E’ stata la Sesta Sezione Penale della Corte di Cassazione a stabilirlo con la sentenza del 18 febbraio 2016 n. 6665.
Il fatto: alcuni dipendenti pubblici venivano sottoposti ad un procedimento disciplinare dagli organi amministrativi a ciò preposti , alla fine del quale venivano irrogate diverse sanzioni.
Della questione veniva interessata la Procura della Repubblica di Viterbo che avviava delle indagini ex art. 323 CP (abuso d’ufficio) nei confronti dei responsabili dell’Ente Pubblico economico che avevano irrogato le sanzioni disciplinari. Il fatto acquisiva profili di responsabilità penale in quanto le sanzioni erano state irrogate sulla base di presupposti inesistenti e avevano cagionato un danno ingiusto ai soggetti che li avevano subite.

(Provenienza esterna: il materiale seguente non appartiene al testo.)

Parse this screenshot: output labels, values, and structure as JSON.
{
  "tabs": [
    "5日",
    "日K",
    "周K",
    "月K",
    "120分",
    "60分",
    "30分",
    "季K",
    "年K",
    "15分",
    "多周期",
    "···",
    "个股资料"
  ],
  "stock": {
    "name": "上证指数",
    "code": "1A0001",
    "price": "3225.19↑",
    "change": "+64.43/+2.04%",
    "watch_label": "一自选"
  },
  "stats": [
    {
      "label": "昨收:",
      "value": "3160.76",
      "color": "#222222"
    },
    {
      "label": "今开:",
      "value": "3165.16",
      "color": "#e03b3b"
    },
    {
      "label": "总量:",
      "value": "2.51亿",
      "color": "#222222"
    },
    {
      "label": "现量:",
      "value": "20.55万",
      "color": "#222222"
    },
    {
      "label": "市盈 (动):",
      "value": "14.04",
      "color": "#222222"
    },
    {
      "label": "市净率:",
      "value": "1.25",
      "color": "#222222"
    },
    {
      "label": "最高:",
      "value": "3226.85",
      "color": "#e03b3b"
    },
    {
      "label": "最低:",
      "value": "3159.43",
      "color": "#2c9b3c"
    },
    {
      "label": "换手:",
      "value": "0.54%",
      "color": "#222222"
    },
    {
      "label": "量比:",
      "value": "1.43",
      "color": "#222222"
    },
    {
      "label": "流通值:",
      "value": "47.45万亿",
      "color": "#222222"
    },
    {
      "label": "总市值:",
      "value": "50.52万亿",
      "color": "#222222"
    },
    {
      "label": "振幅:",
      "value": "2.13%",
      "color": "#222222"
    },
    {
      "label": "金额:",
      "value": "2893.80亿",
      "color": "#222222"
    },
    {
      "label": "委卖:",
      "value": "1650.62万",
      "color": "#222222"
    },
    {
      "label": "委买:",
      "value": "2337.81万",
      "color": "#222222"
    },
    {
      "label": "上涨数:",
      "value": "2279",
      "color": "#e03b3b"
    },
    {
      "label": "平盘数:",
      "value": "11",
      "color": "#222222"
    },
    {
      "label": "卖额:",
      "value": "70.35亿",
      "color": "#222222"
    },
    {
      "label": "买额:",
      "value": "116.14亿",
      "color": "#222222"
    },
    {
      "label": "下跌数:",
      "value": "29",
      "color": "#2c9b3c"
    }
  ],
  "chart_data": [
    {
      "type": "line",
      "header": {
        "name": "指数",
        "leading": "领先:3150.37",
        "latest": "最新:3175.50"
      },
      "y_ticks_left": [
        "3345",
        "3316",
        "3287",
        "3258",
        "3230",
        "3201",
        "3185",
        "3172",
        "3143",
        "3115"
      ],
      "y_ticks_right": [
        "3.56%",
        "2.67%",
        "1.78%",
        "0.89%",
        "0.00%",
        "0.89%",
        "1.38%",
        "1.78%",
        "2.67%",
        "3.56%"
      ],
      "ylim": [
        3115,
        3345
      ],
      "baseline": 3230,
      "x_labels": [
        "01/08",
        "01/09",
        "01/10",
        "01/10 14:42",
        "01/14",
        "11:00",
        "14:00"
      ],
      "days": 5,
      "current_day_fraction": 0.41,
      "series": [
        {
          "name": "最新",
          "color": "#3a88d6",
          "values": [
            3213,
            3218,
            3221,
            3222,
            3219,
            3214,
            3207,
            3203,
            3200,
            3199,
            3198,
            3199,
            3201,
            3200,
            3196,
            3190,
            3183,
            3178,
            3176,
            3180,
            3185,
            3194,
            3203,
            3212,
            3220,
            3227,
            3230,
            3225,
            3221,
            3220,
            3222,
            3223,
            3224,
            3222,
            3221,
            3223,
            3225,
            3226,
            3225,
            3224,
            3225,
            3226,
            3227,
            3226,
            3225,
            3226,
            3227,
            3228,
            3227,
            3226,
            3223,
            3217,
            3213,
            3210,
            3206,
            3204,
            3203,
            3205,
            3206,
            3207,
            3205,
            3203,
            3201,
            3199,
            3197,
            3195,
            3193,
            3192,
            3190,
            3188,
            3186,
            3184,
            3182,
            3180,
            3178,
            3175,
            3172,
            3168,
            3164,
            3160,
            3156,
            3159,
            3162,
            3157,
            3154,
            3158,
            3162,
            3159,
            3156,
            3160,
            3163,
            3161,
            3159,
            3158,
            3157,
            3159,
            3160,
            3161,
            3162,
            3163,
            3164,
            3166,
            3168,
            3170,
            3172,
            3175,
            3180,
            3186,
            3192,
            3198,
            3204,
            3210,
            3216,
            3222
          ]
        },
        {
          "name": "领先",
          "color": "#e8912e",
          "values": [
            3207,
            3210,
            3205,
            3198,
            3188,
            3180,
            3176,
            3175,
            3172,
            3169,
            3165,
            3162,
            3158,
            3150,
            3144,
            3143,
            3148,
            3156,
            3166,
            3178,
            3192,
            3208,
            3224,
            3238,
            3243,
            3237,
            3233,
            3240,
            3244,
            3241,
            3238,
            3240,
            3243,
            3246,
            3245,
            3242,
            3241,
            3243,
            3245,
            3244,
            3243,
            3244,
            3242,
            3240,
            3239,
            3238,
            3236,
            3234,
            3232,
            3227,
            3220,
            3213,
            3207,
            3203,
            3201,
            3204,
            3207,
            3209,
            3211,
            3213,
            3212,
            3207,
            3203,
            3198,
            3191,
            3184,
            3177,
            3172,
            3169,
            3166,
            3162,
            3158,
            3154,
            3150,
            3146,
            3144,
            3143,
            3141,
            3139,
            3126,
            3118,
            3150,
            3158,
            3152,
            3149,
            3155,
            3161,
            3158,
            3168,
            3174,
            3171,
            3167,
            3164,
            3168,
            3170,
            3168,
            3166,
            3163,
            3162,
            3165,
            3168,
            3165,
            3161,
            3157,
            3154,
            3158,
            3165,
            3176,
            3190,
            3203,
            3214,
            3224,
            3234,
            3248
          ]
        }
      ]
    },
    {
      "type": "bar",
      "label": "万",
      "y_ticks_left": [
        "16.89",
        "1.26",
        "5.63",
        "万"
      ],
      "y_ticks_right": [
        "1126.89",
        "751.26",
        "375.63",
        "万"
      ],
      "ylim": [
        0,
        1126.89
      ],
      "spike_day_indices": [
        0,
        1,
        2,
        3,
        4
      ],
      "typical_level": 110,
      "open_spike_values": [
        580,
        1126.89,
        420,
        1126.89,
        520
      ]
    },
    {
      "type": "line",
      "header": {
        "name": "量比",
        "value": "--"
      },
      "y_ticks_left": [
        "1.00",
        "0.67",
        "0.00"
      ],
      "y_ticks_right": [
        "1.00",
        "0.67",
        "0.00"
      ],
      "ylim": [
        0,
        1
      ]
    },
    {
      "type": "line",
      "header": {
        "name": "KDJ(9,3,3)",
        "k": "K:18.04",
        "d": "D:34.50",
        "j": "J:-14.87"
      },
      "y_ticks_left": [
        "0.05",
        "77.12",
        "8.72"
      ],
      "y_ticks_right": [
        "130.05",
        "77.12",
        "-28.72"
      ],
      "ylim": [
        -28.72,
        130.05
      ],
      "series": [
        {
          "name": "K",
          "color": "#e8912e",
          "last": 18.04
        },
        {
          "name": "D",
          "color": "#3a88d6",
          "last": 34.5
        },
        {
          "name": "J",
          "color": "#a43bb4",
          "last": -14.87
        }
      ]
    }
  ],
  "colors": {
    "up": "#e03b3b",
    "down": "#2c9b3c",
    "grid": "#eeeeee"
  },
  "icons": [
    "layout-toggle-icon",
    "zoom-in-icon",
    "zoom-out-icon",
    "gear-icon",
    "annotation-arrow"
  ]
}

Il Giudice delle Indagini Preliminari di Viterbo dichiarava il non luogo a procedere in relazione ai reati di abuso d’ufficio. Tale decisione veniva motivata in considerazione del fatto che i rapporti di lavoro tra i soggetti interessati e l’amministrazione (ATER azienda per l’edilizia residenziale pubblica) da cui dipendevano, sono regolati da norme del codice civile e quindi di natura privatistica, non idonee pertanto a costituire quella violazione di legge o regolamento necessaria ad integrare la fattispecie dell’abuso d’ufficio. Avverso tale sentenza presentava ricorso il Procuratore della Repubblica presso il Tribunale di Viterbo chiedendone l’annullamento per diversi motivi e tra questi in quanto nel caso di specie non si trattava di mettere in discussione e quindi di censurare comportamenti posti in essere in violazione di norme di natura privatistica che disciplinano il rapporto di lavoro, bensì comportamenti legati all’esercizio del potere attribuito all’ufficio della commissione disciplinare e quindi in qualità di pubblici ufficiali o incaricati di pubblico servizio che secondo la contestazione è stato esercitato non per uno scopo pubblico, ma sulla scorta della insussistenza degli addebiti contestati, per un interesse personale degli imputati a discapito dei dipendenti sottoposti a procedimento disciplinare.
La Corte di Cassazione ha pienamente accolto le motivazioni addotte dal ricorrente Procuratore della Repubblica in ordine alla contestazione della figura del reato di abuso di ufficio. Infatti ha sostenuto la Corte che diversamente da quanto argomentato dal GIP del Tribunale di Viterbo, nel caso de quo, la condotta dell’abuso d’ufficio non riguarda la violazione di norme disciplinante il rapporto di lavoro ma l’esercizio da parte del pubblico ufficiale del potere allo stesso attribuito quale componente dell’ufficio esercente la funzione disciplinare che è materia regolata dalla legge. ( art 2106 cod. civ.; L. 20 maggio 1970 n. 300 art. 7(c.d. Statuto dei Lavoratori) e dal D.Lgs.30marzo 2001 n 165 artt. da 54 a 55-octies, come modificati con D.Lgs 27 ottobre 2009 n. 150.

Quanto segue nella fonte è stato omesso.